7. Do local search engine optimization
When a business does local SEO, that business focuses on attracting online customers who happen to be in the same location. Since you own a brick and mortar store, it makes sense to aim for a local audience rather than a global one (which is harder to reach).
Local Keyword Research (On-Page SEO)
Creating pages and blog posts in local SEO entails targeting location-specific keywords.
For example, let’s say you want people in all of Connecticut to find your wine and spirits store. Aim for the cities in Connecticut (CT) like New Haven, Middletown, and West Hartford and include them in your keyword research.
Your local keywords could be “wine and spirits west hartford ct” or “wine and spirits milford ct.” Google Keyword Planner helps you with the keyword research process.
Don’t ignore long-tail keywords either, especially if you’re in a competitive market, as they translate to higher conversions.
Google’s Local 3-Pack and Other Listings (Off-Page SEO)
When people search for the services of a local store, 93% of the time, Google displays top 3 businesses – thus the “local 3-pack.” Each business features information – Name, Address, Phone Number (NAP).
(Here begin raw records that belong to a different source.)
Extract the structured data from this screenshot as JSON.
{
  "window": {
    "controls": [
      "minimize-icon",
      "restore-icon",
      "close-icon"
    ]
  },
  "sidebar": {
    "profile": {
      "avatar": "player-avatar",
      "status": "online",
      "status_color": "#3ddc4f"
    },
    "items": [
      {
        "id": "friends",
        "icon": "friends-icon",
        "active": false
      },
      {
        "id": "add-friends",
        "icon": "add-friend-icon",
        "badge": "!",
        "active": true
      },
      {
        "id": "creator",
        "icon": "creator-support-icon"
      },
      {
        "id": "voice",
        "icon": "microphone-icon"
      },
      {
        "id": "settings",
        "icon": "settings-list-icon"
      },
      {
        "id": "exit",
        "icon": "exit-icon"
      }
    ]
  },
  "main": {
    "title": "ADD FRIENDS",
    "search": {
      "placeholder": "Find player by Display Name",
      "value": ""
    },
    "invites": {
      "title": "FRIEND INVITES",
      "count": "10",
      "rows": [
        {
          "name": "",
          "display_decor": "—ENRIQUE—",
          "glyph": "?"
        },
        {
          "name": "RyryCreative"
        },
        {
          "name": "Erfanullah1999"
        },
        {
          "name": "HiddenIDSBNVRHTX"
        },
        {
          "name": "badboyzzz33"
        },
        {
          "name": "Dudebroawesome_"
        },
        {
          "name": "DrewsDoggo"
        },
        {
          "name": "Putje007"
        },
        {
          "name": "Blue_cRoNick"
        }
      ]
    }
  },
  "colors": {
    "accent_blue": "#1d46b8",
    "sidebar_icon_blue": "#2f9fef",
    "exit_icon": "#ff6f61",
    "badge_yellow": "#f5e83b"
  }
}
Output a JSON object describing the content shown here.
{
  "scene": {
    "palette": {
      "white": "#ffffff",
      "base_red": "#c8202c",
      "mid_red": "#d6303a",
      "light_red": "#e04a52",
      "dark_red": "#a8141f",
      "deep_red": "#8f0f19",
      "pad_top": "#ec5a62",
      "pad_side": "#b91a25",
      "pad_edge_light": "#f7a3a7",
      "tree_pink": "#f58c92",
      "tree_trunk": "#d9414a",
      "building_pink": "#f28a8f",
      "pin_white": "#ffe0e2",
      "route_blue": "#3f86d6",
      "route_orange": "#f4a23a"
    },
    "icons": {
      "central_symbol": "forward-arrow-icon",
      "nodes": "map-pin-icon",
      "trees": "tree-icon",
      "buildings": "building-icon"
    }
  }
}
Make sure you sign-up for Google My Business.
If Google doesn’t rank your website, don’t worry because you can still sign-up for other quality local directories.
The biggest mistake you make as a store owner is assuming that you can’t survive the competition. Start building an online presence and use that to take people through your doors. At the end of the day, you enjoy the benefits of having an online and offline audience!